Finally, the night is here. She is sleeping safely in her bed and we can finally exhale and put the happy faces away , the happy faces we are learning to put on when she is around. This is what we have become- two bad actors in some freaky movie about someone else not us. It certainly cannot be us for the rest of our lives.
I keep telling myself all the right words , like- what happened to her should not define her or us; we did a right thing to report him; we are not guilty- he did it not us. But why in the world all these right words are not helping? They are just words for now, may be at some point they will make sense, but i repeat them over and over again .
Today we've learned that her offender was released under the bond to his mother's custody until the trial, second hearing is scheduled for the mid. December. I don't know what and how to feel about that. I don't feel anything but rage and hatred toward him. He is certainly not a boy that I used to take to Trick-a-treat , or watch playing with my son, or when they all learned how to swim and paddled helplessly in the pool. He is not the boy that we all used to worry about because of the family situation. He is a monster, who I didn't recognize when i hugged him welcoming back into our life. He is a sick pervert who looked at my little girl and saw an easy target not his little cousin. And now he is out there in the safety of his no less pervasive mother thinking he might get away again. He is out and we are still in hell.
My husband told me that most likely they let him out because of the overpopulation of the facilities, that there are more dangerous youngsters there , who are killers. What's the difference? He killed us too. Not physically, but he did, because the people we were that day in the morning are gone forever. We will eventually learn how to function ,smile and mean it, but we will never be the same, for the rest of our lives we will remember what he had done, for the rest of our lives we will have the memories of us siting there and questioning her and getting sick and the memories of the detective questioning her and the memory of the agony and desperation. For the rest of our lives we will have the fear for her, not just a fear what might happen , but not necessarily should - the real fear of what had already happened and how and when it will fire back at us and we will watch her development wondering if it will affect her, does she remember or not.

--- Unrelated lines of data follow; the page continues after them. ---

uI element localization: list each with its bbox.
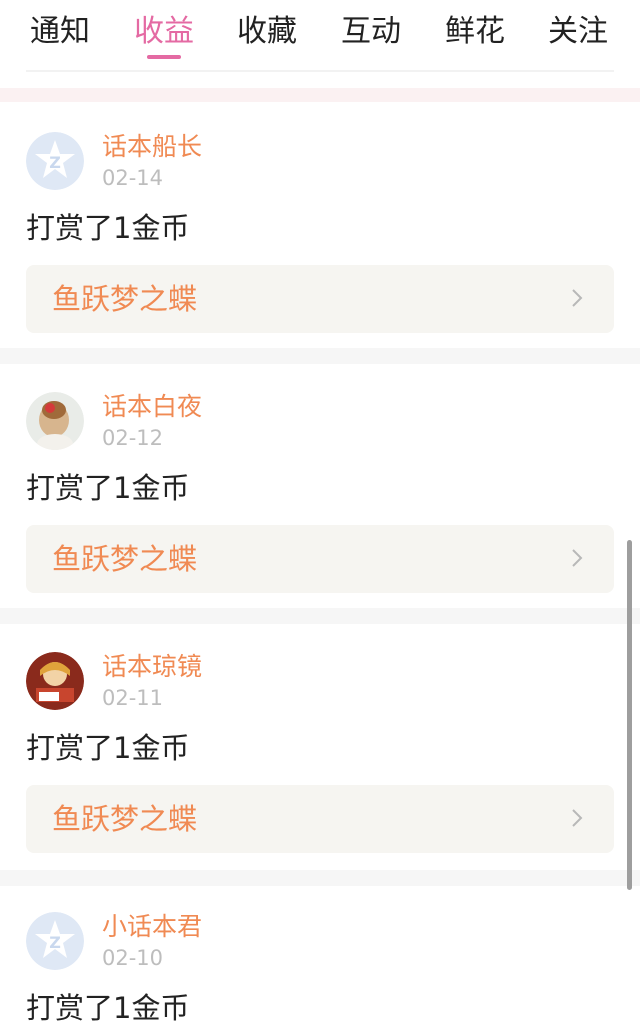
book-title: 鱼跃梦之蝶 [52, 542, 198, 576]
list-item: 话本琼镜 02-11 打赏了1金币 鱼跃梦之蝶 [0, 624, 640, 870]
tab-bar: 通知 收益 收藏 互动 鲜花 关注 [0, 0, 640, 88]
active-tab-indicator [147, 55, 181, 59]
avatar[interactable]: Z [26, 132, 84, 190]
book-title: 鱼跃梦之蝶 [52, 282, 198, 316]
user-photo-icon [26, 392, 84, 450]
default-avatar-icon: Z [26, 912, 84, 970]
book-link[interactable]: 鱼跃梦之蝶 [26, 265, 614, 333]
list-item: Z 小话本君 02-10 打赏了1金币 [0, 886, 640, 1034]
list-item: 话本白夜 02-12 打赏了1金币 鱼跃梦之蝶 [0, 364, 640, 608]
svg-text:Z: Z [49, 933, 61, 952]
avatar[interactable]: Z [26, 912, 84, 970]
scrollbar[interactable] [627, 540, 632, 890]
avatar[interactable] [26, 652, 84, 710]
reward-message: 打赏了1金币 [26, 731, 190, 765]
book-title: 鱼跃梦之蝶 [52, 802, 198, 836]
svg-text:Z: Z [49, 153, 61, 172]
tab-interactions[interactable]: 互动 [326, 12, 416, 52]
book-link[interactable]: 鱼跃梦之蝶 [26, 785, 614, 853]
timestamp: 02-11 [102, 686, 164, 710]
tab-flowers[interactable]: 鲜花 [430, 12, 520, 52]
default-avatar-icon: Z [26, 132, 84, 190]
username[interactable]: 话本船长 [102, 132, 202, 162]
username[interactable]: 话本白夜 [102, 392, 202, 422]
reward-message: 打赏了1金币 [26, 991, 190, 1025]
username[interactable]: 话本琼镜 [102, 652, 202, 682]
reward-message: 打赏了1金币 [26, 211, 190, 245]
username[interactable]: 小话本君 [102, 912, 202, 942]
book-link[interactable]: 鱼跃梦之蝶 [26, 525, 614, 593]
chevron-right-icon [572, 289, 583, 307]
list-item: Z 话本船长 02-14 打赏了1金币 鱼跃梦之蝶 [0, 102, 640, 348]
tab-earnings[interactable]: 收益 [119, 12, 209, 52]
timestamp: 02-10 [102, 946, 164, 970]
section-separator [0, 88, 640, 102]
reward-message: 打赏了1金币 [26, 471, 190, 505]
avatar[interactable] [26, 392, 84, 450]
illustrated-avatar-icon [26, 652, 84, 710]
tab-notifications[interactable]: 通知 [15, 12, 105, 52]
chevron-right-icon [572, 809, 583, 827]
tab-divider [26, 70, 614, 72]
timestamp: 02-14 [102, 166, 164, 190]
tab-favorites[interactable]: 收藏 [222, 12, 312, 52]
chevron-right-icon [572, 549, 583, 567]
timestamp: 02-12 [102, 426, 164, 450]
tab-following[interactable]: 关注 [533, 12, 623, 52]
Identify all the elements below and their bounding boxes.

He keeps telling me, if I change i will give my enemy a power over me. What he doesn't understand that it's too late. I am building a new me, because the other one is just gone. Last night and today I desperately tried to find me by trying to get back to the familiar routine. After everyone went to sleep I fixed me a cup of hot tea and made myself to sit down and open my favorite blogs and FB. I couldn't understand what were my friends writing there, what was that about their jokes that i couldn't get it anymore. I decided to try again in the morning and it was the same. I saw a little post by one of my good friend complaining about her little daughter not sleeping through the night , i wanted to scream at her - Be happy she is safe with you, be happy that sleep deprivation is the only thing you are upset about.
I would take and embrace every single sleepless night for what i have now. I wanted to scream at all of them. But it's not their fault, it's me who doesn't fit in their world anymore . That world used to be mine, now i have a new one to live in. Ny world is scary and dark and full of pain. So I did the only logical thing i could think about- I deleted myself from every single online community. The strangest thing was that I felt a need to write a little notes to some of my virtual friends with some explanation, but i couldn't bring myself to say good bye to my friends who i know personally. I just dropped dead out of their lives. May be I subconsciously didn't shut the door hoping to use it to come back one day.